Avant de réaliser "Ni le ciel ni la terre", Clément Cogitore s’était fait remarquer grâce à ses courts métrages et ses documentaires impressionnants. Cette expérience lui sert ici à représenter avec beaucoup de réalisme l’avant-poste militaire et surtout les paysages où se déroule son étrange histoire. Il montre un pays où la géographie entre en action et en imagination. En suivant les codes balisés du film de guerre, on pense d’abord qu’il va réaliser une variation sur Le Désert des Tartares (le doute, l’attente, tout ça). Mais il choisit rapidement de basculer dans un récit "magique", aux frontières du fantastique. Il nous entraîne alors dans une belle réflexion sur le deuil, l’absence et, de manière plus subtile, sur le visible et l’invisible, et sur la nécessité de se raconter des histoires pour garder la cohésion d’un groupe. Ces thèmes poétiques, le réalisateur les embrasse avec une sobriété inattaquable. On regrettera que la densité théorique du film ait parfois du mal à s’incarner, que l’aspect beckettien du dispositif ne soit pas transcendé par une mise en scène plus puissante, mais Cogitore est assurément un cinéaste à suivre.
Première
par Gérard Delorme
Avant de réaliser Ni le ciel ni la terre, Clément Cogitore tournait des documentaires, et c'est probablement de cette expérience qu'il s'est servi pour représenter un avant poste militaire en Afghanistan avec tant de réalisme qu'on s'y croirait, depuis l'agencement strictement règlementaire du camp, jusqu'à l’organisation des patrouilles, en passant par les biscottos saillants des soldats qui soulèvent de la fonte pour tuer l'ennui dans cette espèce de prison en plein air.
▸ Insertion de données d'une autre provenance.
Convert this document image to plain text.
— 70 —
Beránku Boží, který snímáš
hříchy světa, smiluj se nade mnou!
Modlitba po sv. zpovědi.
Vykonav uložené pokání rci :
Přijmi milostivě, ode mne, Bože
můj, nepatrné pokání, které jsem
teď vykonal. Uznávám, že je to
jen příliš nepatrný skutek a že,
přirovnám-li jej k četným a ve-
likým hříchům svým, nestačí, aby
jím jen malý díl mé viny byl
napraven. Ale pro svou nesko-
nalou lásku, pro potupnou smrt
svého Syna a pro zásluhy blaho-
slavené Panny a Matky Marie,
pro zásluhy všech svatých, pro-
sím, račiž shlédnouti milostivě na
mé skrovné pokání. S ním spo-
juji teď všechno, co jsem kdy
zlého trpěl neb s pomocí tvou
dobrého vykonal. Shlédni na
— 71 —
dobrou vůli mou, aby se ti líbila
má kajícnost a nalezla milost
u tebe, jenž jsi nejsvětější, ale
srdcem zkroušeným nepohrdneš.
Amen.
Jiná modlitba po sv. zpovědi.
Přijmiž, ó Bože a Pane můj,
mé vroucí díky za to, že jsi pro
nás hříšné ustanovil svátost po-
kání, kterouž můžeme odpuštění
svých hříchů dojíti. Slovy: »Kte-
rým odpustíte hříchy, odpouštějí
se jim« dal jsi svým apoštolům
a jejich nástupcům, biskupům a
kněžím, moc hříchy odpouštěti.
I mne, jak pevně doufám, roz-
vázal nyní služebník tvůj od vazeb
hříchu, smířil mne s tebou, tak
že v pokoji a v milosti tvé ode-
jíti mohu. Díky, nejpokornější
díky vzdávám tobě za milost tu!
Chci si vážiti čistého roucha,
On est en plein réel, jusqu'à ce que l'histoire nous entraîne sans en avoir l'air dans une réflexion captivante sur la nécessité de se raconter des histoires, en frôlant au passage des registres inattendus comme le fantastique ou le surnaturel. (...) Un espoir d'explication arrive à travers le récit d'une enfant selon laquelle les disparitions ont eu lieu dans une zone sacrée. Mais dans la réalité, le capitaine va devoir rendre des comptes à l'armée et aux familles. C'est là où le film prend toute sa dimension, en montrant que lorsque la raison fait défaut, il faut bien trouver un moyen de justifier l'inexplicable. Les mensonges nécessaires qui en découlent sont à la base des mythes, des légendes et des histoires que l'humanité a inventées depuis l'aube des temps, et dont le cinéma n'est qu'un des instruments. Le thème est extrêmement puissant, et Clément Cogitore le raconte avec une maîtrise technique très impressionnante pour un premier film.